Watkins notes that the American experience shared by African women and African men belies the academic argument of a kinship between African women and American women. It was with African men that African women endured death marches from the interior to the coast of Africa. It was with African men that African women spent their last days on our homeland in the depths of dungeons. It was with African men that African women crossed the Middle Passage in the bowels of ships lying in vomit and human waste. American women did not rise up on behalf of their "sisters". They enjoyed the benefits derived from the oppression of African women. They did nothing to oppose the sexual assaults on them.
Watkins alerts us to the practice of manufacturing legitimacy by unilaterally placing African women thinkers and activists under the umbrella of black feminism. She warns, "The Black Feminist Revisionist History project, as I call this trend, involves the conscription of the aforementioned unsung intellectual history under the banner of feminism. This project balkanizes the intellectual/activist history of African women and men along gender lines." So historical women who advocated for African self-determination are today labeled "black feminists". "This list includes Sojourner Truth, Mary Ann Shadd Cary, Maria W. Stewart, Harriet Tubman and Lucy C. Laney."
It is acknowledged that Western women have issues that they are obliged to address. However we in the African community must be wary of divisive feminist rhetoric and its associated assumptions creeping into our language. This is because language shapes dialog, concepts and consequential behavior. Two assumptions propagated by feminist thinking are "Men are the enemy and all men dominate all women" and "Women share a common oppression that transcends their racial, class and cultural differences." Concepts like these can lead to the following. "Acting under the assumption of the disconnection between race and gender has led African men and women to the 'comparative suffering' game.

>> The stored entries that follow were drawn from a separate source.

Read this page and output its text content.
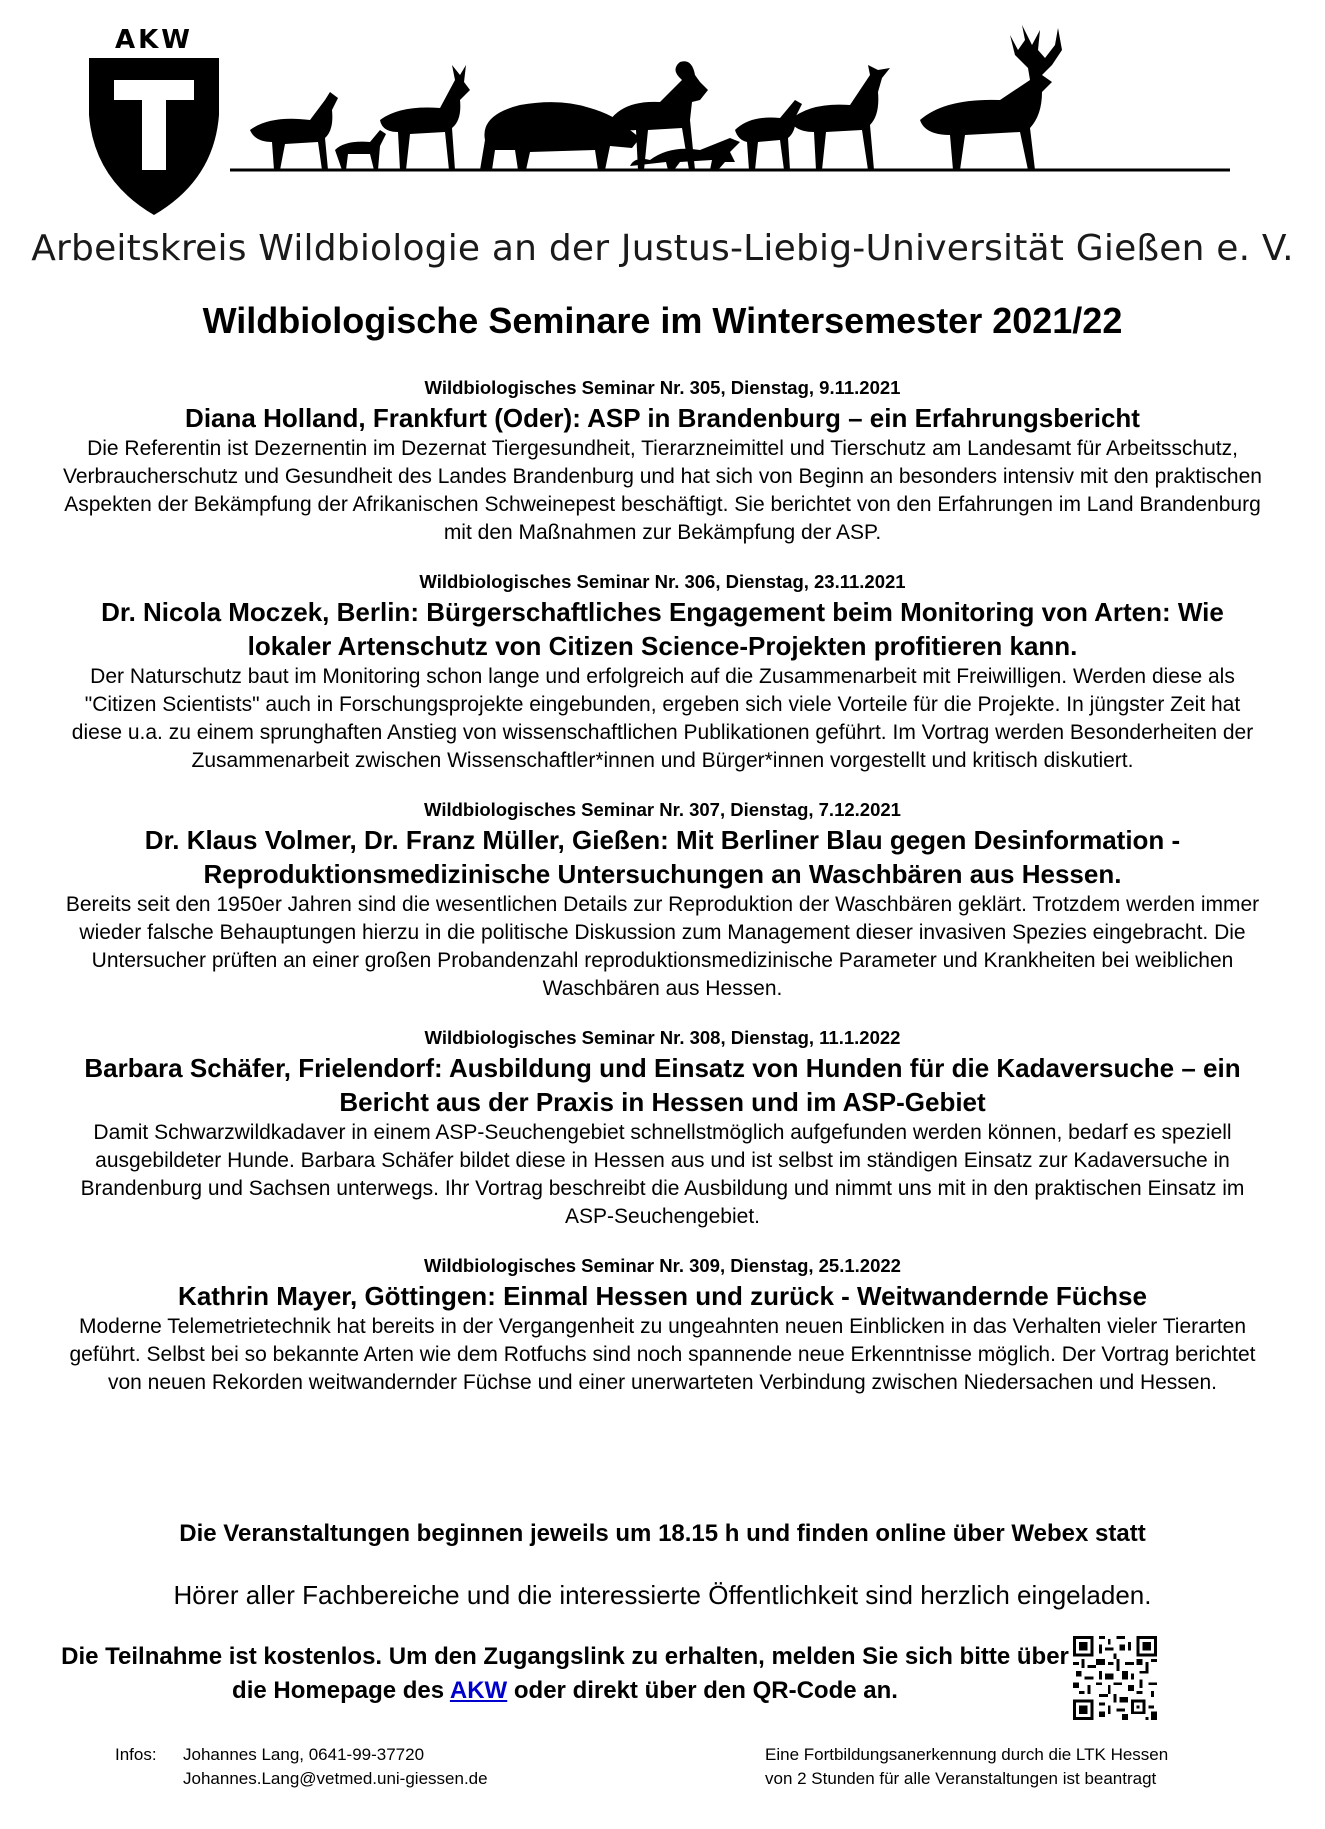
AKW
Arbeitskreis Wildbiologie an der Justus-Liebig-Universität Gießen e. V.
Wildbiologische Seminare im Wintersemester 2021/22
Wildbiologisches Seminar Nr. 305, Dienstag, 9.11.2021
Diana Holland, Frankfurt (Oder): ASP in Brandenburg – ein Erfahrungsbericht
Die Referentin ist Dezernentin im Dezernat Tiergesundheit, Tierarzneimittel und Tierschutz am Landesamt für Arbeitsschutz, Verbraucherschutz und Gesundheit des Landes Brandenburg und hat sich von Beginn an besonders intensiv mit den praktischen Aspekten der Bekämpfung der Afrikanischen Schweinepest beschäftigt. Sie berichtet von den Erfahrungen im Land Brandenburg mit den Maßnahmen zur Bekämpfung der ASP.
Wildbiologisches Seminar Nr. 306, Dienstag, 23.11.2021
Dr. Nicola Moczek, Berlin: Bürgerschaftliches Engagement beim Monitoring von Arten: Wie lokaler Artenschutz von Citizen Science-Projekten profitieren kann.
Der Naturschutz baut im Monitoring schon lange und erfolgreich auf die Zusammenarbeit mit Freiwilligen. Werden diese als "Citizen Scientists" auch in Forschungsprojekte eingebunden, ergeben sich viele Vorteile für die Projekte. In jüngster Zeit hat diese u.a. zu einem sprunghaften Anstieg von wissenschaftlichen Publikationen geführt. Im Vortrag werden Besonderheiten der Zusammenarbeit zwischen Wissenschaftler*innen und Bürger*innen vorgestellt und kritisch diskutiert.
Wildbiologisches Seminar Nr. 307, Dienstag, 7.12.2021
Dr. Klaus Volmer, Dr. Franz Müller, Gießen: Mit Berliner Blau gegen Desinformation - Reproduktionsmedizinische Untersuchungen an Waschbären aus Hessen.
Bereits seit den 1950er Jahren sind die wesentlichen Details zur Reproduktion der Waschbären geklärt. Trotzdem werden immer wieder falsche Behauptungen hierzu in die politische Diskussion zum Management dieser invasiven Spezies eingebracht. Die Untersucher prüften an einer großen Probandenzahl reproduktionsmedizinische Parameter und Krankheiten bei weiblichen Waschbären aus Hessen.
Wildbiologisches Seminar Nr. 308, Dienstag, 11.1.2022
Barbara Schäfer, Frielendorf: Ausbildung und Einsatz von Hunden für die Kadaversuche – ein Bericht aus der Praxis in Hessen und im ASP-Gebiet
Damit Schwarzwildkadaver in einem ASP-Seuchengebiet schnellstmöglich aufgefunden werden können, bedarf es speziell ausgebildeter Hunde. Barbara Schäfer bildet diese in Hessen aus und ist selbst im ständigen Einsatz zur Kadaversuche in Brandenburg und Sachsen unterwegs. Ihr Vortrag beschreibt die Ausbildung und nimmt uns mit in den praktischen Einsatz im ASP-Seuchengebiet.
Wildbiologisches Seminar Nr. 309, Dienstag, 25.1.2022
Kathrin Mayer, Göttingen: Einmal Hessen und zurück - Weitwandernde Füchse
Moderne Telemetrietechnik hat bereits in der Vergangenheit zu ungeahnten neuen Einblicken in das Verhalten vieler Tierarten geführt. Selbst bei so bekannte Arten wie dem Rotfuchs sind noch spannende neue Erkenntnisse möglich. Der Vortrag berichtet von neuen Rekorden weitwandernder Füchse und einer unerwarteten Verbindung zwischen Niedersachen und Hessen.
Die Veranstaltungen beginnen jeweils um 18.15 h und finden online über Webex statt
Hörer aller Fachbereiche und die interessierte Öffentlichkeit sind herzlich eingeladen.
Die Teilnahme ist kostenlos. Um den Zugangslink zu erhalten, melden Sie sich bitte über die Homepage des AKW oder direkt über den QR-Code an.
Infos: Johannes Lang, 0641-99-37720
Johannes.Lang@vetmed.uni-giessen.de
Eine Fortbildungsanerkennung durch die LTK Hessen
von 2 Stunden für alle Veranstaltungen ist beantragt
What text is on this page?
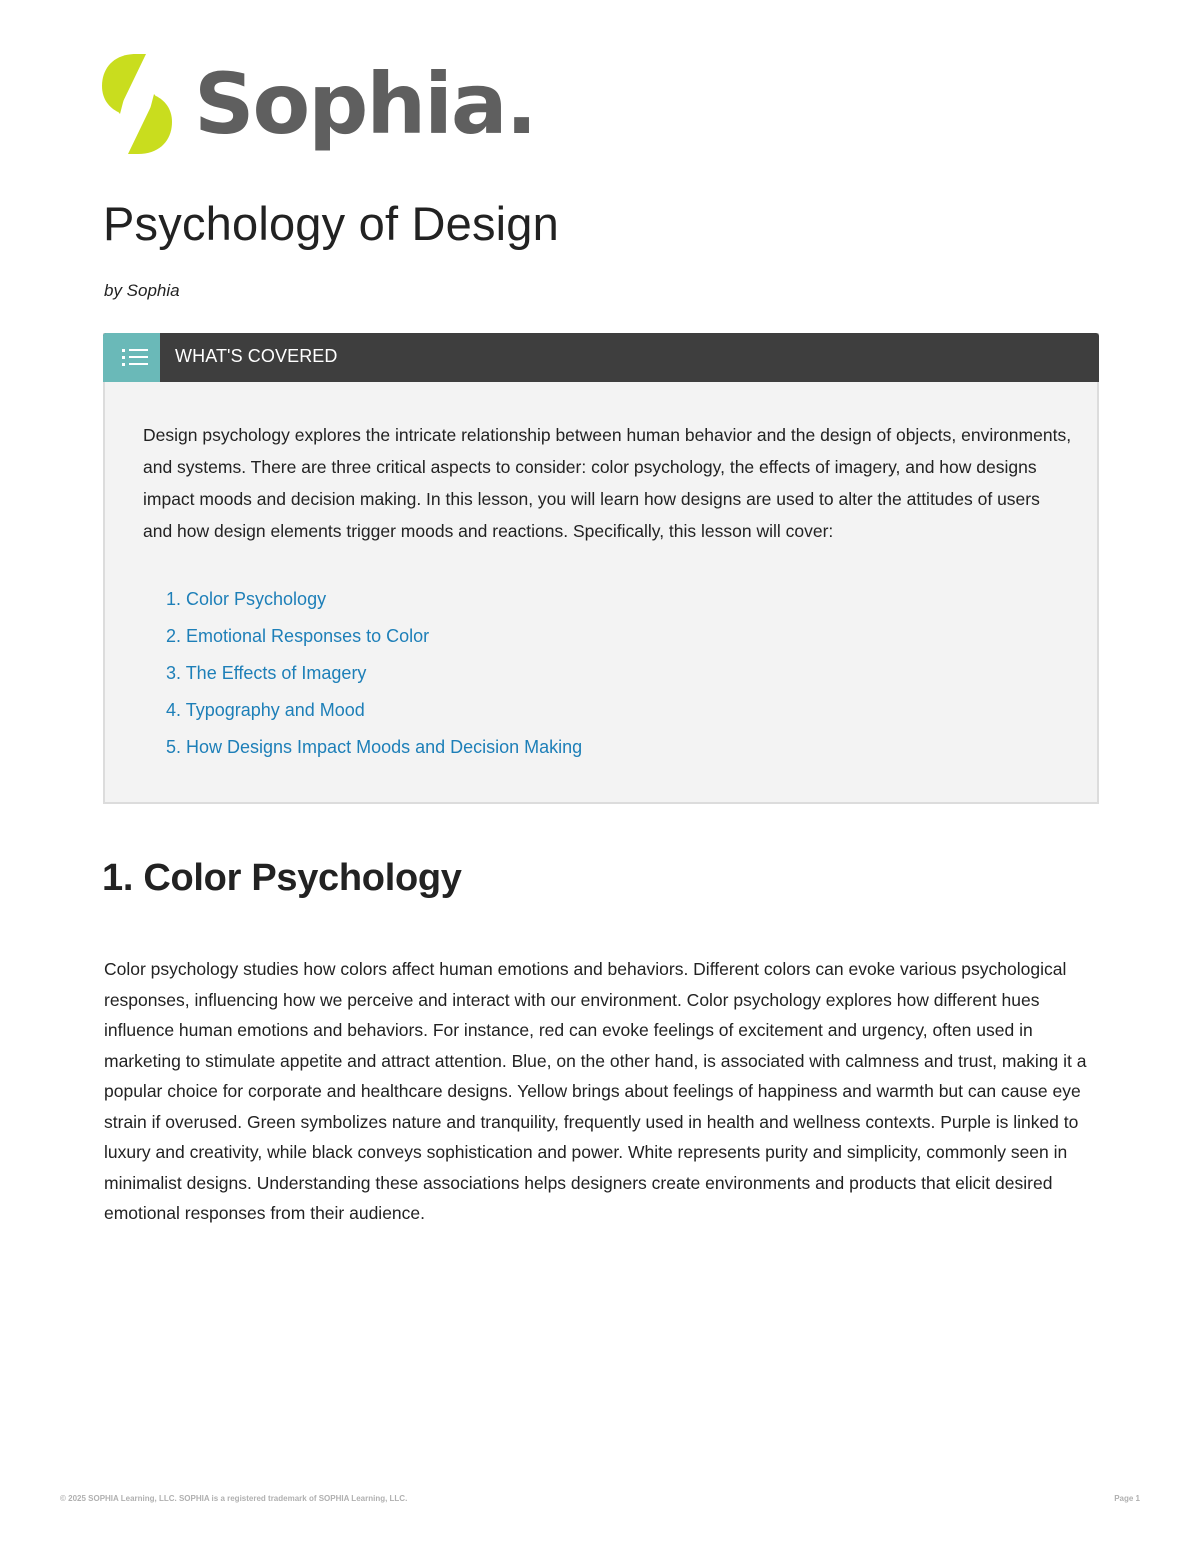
Sophia.
Psychology of Design
by Sophia
WHAT'S COVERED

Design psychology explores the intricate relationship between human behavior and the design of objects, environments, and systems. There are three critical aspects to consider: color psychology, the effects of imagery, and how designs impact moods and decision making. In this lesson, you will learn how designs are used to alter the attitudes of users and how design elements trigger moods and reactions. Specifically, this lesson will cover:

1. Color Psychology
2. Emotional Responses to Color
3. The Effects of Imagery
4. Typography and Mood
5. How Designs Impact Moods and Decision Making
1. Color Psychology

Color psychology studies how colors affect human emotions and behaviors. Different colors can evoke various psychological responses, influencing how we perceive and interact with our environment. Color psychology explores how different hues influence human emotions and behaviors. For instance, red can evoke feelings of excitement and urgency, often used in marketing to stimulate appetite and attract attention. Blue, on the other hand, is associated with calmness and trust, making it a popular choice for corporate and healthcare designs. Yellow brings about feelings of happiness and warmth but can cause eye strain if overused. Green symbolizes nature and tranquility, frequently used in health and wellness contexts. Purple is linked to luxury and creativity, while black conveys sophistication and power. White represents purity and simplicity, commonly seen in minimalist designs. Understanding these associations helps designers create environments and products that elicit desired emotional responses from their audience.

© 2025 SOPHIA Learning, LLC. SOPHIA is a registered trademark of SOPHIA Learning, LLC.	Page 1
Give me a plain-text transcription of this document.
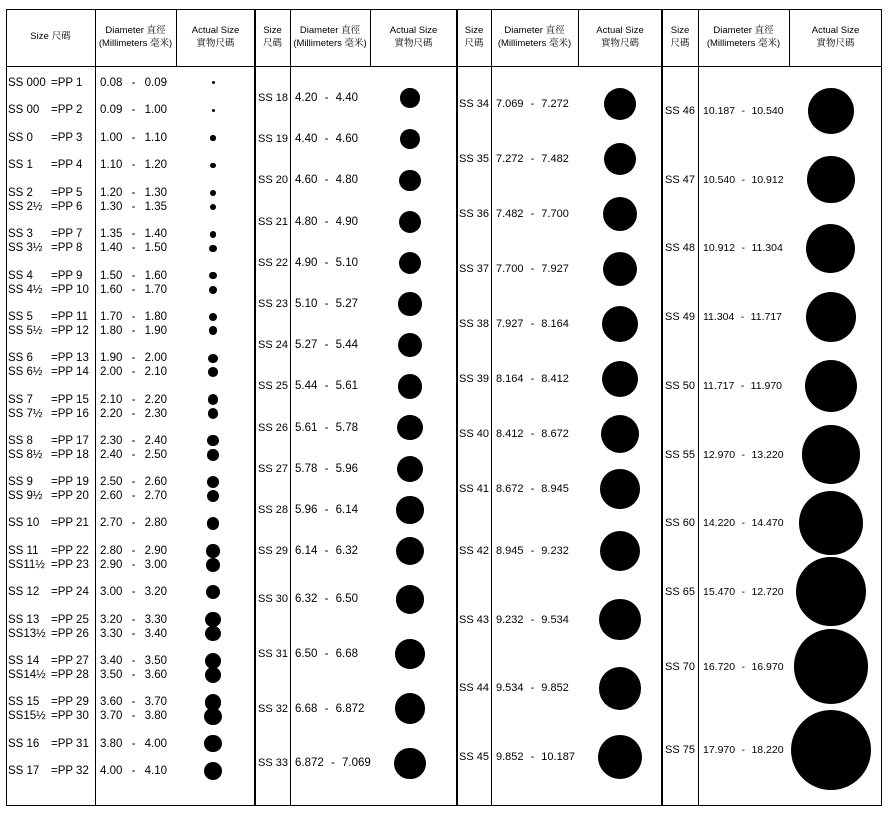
Size 尺碼
Diameter 直徑
(Millimeters 毫米)
Actual Size
實物尺碼
Size
尺碼
Diameter 直徑
(Millimeters 毫米)
Actual Size
實物尺碼
Size
尺碼
Diameter 直徑
(Millimeters 毫米)
Actual Size
實物尺碼
Size
尺碼
Diameter 直徑
(Millimeters 毫米)
Actual Size
實物尺碼
SS 000 =PP 1 0.08 - 0.09
SS 00 =PP 2 0.09 - 1.00
SS 0 =PP 3 1.00 - 1.10
SS 1 =PP 4 1.10 - 1.20
SS 2 =PP 5 1.20 - 1.30
SS 2½ =PP 6 1.30 - 1.35
SS 3 =PP 7 1.35 - 1.40
SS 3½ =PP 8 1.40 - 1.50
SS 4 =PP 9 1.50 - 1.60
SS 4½ =PP 10 1.60 - 1.70
SS 5 =PP 11 1.70 - 1.80
SS 5½ =PP 12 1.80 - 1.90
SS 6 =PP 13 1.90 - 2.00
SS 6½ =PP 14 2.00 - 2.10
SS 7 =PP 15 2.10 - 2.20
SS 7½ =PP 16 2.20 - 2.30
SS 8 =PP 17 2.30 - 2.40
SS 8½ =PP 18 2.40 - 2.50
SS 9 =PP 19 2.50 - 2.60
SS 9½ =PP 20 2.60 - 2.70
SS 10 =PP 21 2.70 - 2.80
SS 11 =PP 22 2.80 - 2.90
SS11½ =PP 23 2.90 - 3.00
SS 12 =PP 24 3.00 - 3.20
SS 13 =PP 25 3.20 - 3.30
SS13½ =PP 26 3.30 - 3.40
SS 14 =PP 27 3.40 - 3.50
SS14½ =PP 28 3.50 - 3.60
SS 15 =PP 29 3.60 - 3.70
SS15½ =PP 30 3.70 - 3.80
SS 16 =PP 31 3.80 - 4.00
SS 17 =PP 32 4.00 - 4.10
SS 18 4.20 - 4.40
SS 19 4.40 - 4.60
SS 20 4.60 - 4.80
SS 21 4.80 - 4.90
SS 22 4.90 - 5.10
SS 23 5.10 - 5.27
SS 24 5.27 - 5.44
SS 25 5.44 - 5.61
SS 26 5.61 - 5.78
SS 27 5.78 - 5.96
SS 28 5.96 - 6.14
SS 29 6.14 - 6.32
SS 30 6.32 - 6.50
SS 31 6.50 - 6.68
SS 32 6.68 - 6.872
SS 33 6.872 - 7.069
SS 34 7.069 - 7.272
SS 35 7.272 - 7.482
SS 36 7.482 - 7.700
SS 37 7.700 - 7.927
SS 38 7.927 - 8.164
SS 39 8.164 - 8.412
SS 40 8.412 - 8.672
SS 41 8.672 - 8.945
SS 42 8.945 - 9.232
SS 43 9.232 - 9.534
SS 44 9.534 - 9.852
SS 45 9.852 - 10.187
SS 46 10.187 - 10.540
SS 47 10.540 - 10.912
SS 48 10.912 - 11.304
SS 49 11.304 - 11.717
SS 50 11.717 - 11.970
SS 55 12.970 - 13.220
SS 60 14.220 - 14.470
SS 65 15.470 - 12.720
SS 70 16.720 - 16.970
SS 75 17.970 - 18.220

African men and women have been engaged in a dangerous, antagonistic, and adversarial debate trying to measure, quantify, and compete against each other to determine who is worse off in white America under white supremacy."
In closing Watkins states, "A major task of our historiography is to remove the ruin and rubble left in the wake of enslavement, colonialization, and the ongoing fall out of white supremacy in order to recoup and relearn our tradition. In this process we must discard those ideas that handicap, retard or even ruin the regeneration of a culturally-grounded African historiography."